It looked like Warner Bros. had a much-needed winner when Batman v Superman: Dawn of Justice broke box office records during its opening week, in spite of critics finding much to be desired in the dark flick. However, the film’s second week — which saw a reported 69 percent drop in box office revenue — was a rude awakening, adding to a string of mediocre performances that reportedly have left the studio reeling.
Sources tell THR that Warner Bros. is reevaluating its film strategy after seeing multiple films, including 2015’s Pan and Jupiter Ascending, fail to live up to expectations. Instead, the studio is said to be looking to focus more on its big-name franchises, potentially with the result of releasing fewer movies. For its part, Warner Bros. insists that output will remain high, telling the publication that it is set to release 18 movies in 2016 and 19 in 2017. “Warner Bros. has historically had the biggest, most diverse slate in the motion picture industry,” said a rep in a statement to THR.
Certain industry insiders, however, feel the studio is greenlighting fewer “homegrown movies” and instead is putting its eggs in baskets like Lego, and Harry Potter spin-offs, as well as (interestingly) doubling down on DC, despite the critical response. (The fact that Warner Bros. just set upcoming release dates for two untitled DC Comics films, as reported by Deadline, appears to support that claim.) It’s a strategy we’ve seen other studios adopt, notably Disney, whose installments in popular franchises have far outnumbered its original live-action films in recent years. After the massive year that Disney had in 2015, its no wonder Warner Bros. may be inspired to follow suit.

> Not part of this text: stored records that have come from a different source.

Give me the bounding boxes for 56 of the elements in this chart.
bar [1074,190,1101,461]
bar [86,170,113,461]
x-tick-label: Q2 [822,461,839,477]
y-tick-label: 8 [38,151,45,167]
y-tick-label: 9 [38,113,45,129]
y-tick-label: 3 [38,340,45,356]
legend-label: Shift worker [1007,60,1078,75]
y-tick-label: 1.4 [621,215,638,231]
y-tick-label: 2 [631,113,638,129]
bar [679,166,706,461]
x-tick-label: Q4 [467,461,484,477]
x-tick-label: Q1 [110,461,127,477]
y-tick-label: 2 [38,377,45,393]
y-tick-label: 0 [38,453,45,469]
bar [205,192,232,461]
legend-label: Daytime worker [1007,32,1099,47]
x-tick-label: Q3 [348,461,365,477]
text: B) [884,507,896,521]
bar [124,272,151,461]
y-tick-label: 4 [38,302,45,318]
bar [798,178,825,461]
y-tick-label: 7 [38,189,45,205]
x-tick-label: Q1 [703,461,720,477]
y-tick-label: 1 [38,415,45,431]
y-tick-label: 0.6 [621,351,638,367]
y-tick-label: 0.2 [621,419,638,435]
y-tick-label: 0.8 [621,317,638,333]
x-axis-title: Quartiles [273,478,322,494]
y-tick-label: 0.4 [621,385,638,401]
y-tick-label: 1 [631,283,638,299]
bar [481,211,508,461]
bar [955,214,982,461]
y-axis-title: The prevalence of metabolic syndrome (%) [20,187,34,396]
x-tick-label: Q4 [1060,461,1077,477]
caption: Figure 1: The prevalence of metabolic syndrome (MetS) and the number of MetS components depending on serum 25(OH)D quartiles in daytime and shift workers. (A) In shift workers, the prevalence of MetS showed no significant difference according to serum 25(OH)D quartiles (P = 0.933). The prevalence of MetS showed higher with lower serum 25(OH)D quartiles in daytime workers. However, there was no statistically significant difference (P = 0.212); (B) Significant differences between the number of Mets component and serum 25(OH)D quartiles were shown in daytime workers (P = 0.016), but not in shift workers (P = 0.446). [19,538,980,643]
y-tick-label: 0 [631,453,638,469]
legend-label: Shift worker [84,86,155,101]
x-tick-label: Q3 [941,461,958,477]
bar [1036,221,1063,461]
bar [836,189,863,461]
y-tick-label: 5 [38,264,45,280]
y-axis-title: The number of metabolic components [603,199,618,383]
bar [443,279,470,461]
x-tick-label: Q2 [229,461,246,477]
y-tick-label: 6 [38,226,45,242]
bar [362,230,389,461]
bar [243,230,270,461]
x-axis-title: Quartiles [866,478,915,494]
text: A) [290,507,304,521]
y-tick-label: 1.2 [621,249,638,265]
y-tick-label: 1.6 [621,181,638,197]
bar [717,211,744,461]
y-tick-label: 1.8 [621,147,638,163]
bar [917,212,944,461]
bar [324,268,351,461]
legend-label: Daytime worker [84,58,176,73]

While continuing to bet on DC might seem odd given the current climate, it’s important to note that Batman v Superman will still end up being a profitable venture. What’s really strange is the fact that Warner Bros. managed to stumble with the film at all. Batman v Superman should be going gangbusters. After all, this is a film that includes three of the most beloved comic book characters of all time: Batman, Superman, and Wonder Woman. On top of that, the studio worked with a healthy budget of a reported $250 million.

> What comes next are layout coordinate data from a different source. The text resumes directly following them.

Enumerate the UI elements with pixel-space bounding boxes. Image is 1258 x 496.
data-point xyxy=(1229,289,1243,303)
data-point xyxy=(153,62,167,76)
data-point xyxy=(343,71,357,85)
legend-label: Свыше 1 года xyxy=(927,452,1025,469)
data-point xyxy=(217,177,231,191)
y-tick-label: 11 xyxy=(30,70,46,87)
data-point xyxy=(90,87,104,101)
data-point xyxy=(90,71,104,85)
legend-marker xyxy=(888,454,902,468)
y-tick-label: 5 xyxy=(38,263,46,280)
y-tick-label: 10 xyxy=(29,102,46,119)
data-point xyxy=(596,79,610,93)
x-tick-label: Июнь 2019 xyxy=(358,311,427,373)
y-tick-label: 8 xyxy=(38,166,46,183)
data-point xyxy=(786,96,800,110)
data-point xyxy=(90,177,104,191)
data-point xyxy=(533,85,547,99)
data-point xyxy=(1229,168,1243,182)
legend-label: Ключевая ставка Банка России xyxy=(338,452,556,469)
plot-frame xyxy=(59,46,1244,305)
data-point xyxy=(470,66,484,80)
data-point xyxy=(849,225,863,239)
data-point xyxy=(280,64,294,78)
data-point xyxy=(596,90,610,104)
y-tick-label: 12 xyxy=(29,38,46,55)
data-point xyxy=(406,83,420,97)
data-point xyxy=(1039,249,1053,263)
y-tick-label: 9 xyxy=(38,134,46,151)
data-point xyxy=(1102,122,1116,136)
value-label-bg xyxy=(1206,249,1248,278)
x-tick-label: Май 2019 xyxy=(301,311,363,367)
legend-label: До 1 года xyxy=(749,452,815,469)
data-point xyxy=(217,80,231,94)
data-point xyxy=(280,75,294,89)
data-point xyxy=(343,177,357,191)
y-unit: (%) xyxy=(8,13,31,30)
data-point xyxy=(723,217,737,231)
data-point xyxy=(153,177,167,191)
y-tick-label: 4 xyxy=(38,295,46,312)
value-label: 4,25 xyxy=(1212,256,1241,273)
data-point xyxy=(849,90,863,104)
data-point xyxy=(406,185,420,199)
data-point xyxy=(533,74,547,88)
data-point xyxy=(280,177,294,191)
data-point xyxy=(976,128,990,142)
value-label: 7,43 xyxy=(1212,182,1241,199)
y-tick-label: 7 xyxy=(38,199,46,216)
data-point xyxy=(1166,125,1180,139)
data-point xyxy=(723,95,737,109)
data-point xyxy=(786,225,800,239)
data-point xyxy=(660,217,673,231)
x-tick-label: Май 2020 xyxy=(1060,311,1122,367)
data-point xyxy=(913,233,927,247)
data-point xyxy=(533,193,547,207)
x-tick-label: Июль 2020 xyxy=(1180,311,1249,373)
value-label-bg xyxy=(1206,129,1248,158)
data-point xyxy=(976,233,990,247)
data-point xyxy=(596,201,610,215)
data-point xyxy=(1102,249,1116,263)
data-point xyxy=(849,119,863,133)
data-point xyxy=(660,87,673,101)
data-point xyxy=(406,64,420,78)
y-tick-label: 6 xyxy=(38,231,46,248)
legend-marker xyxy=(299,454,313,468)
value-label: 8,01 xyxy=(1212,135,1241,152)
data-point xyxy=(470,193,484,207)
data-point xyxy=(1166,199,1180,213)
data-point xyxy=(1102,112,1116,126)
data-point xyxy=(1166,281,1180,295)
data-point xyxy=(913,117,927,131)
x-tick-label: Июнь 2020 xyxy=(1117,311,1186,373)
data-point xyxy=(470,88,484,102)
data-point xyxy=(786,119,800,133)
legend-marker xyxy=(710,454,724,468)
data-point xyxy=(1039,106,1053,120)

Warner Bros. execs are said to be shocked by the response to Batman v Superman, so clearly the studio has larger problems. Moving forward, Warner Bros. needs to do more than just focus on its major franchises; popular actors and characters can only go so far. It’s evident the studio needs to work on creating movies fans and critics alike will appreciate. Batman v Superman was obviously a miss in both regards; the flick is rated a paltry 29 percent on Rotten Tomatoes‘ Tomatometer, while the audience’s “Liked It” rating is a mediocre 70 percent (at the time of publishing). By comparison, the numbers for Marvel’s most recent superhero film, Deadpool, are 83 percent and 92 percent, respectively.
Warner Bros. has ample opportunity to redeem itself with its various upcoming DC Comics flicks, but whether or not the studio will make any drastic changes remains to be seen. There’s been speculation that the studio will switch up the creative team for the two upcoming Justice League movies, but there are nothing more than idle rumors at this point. In the meantime, the David Ayer-directed Suicide Squad is opening August 5, and it will hopefully leave fans with a better impression of the DC Comics cinematic universe.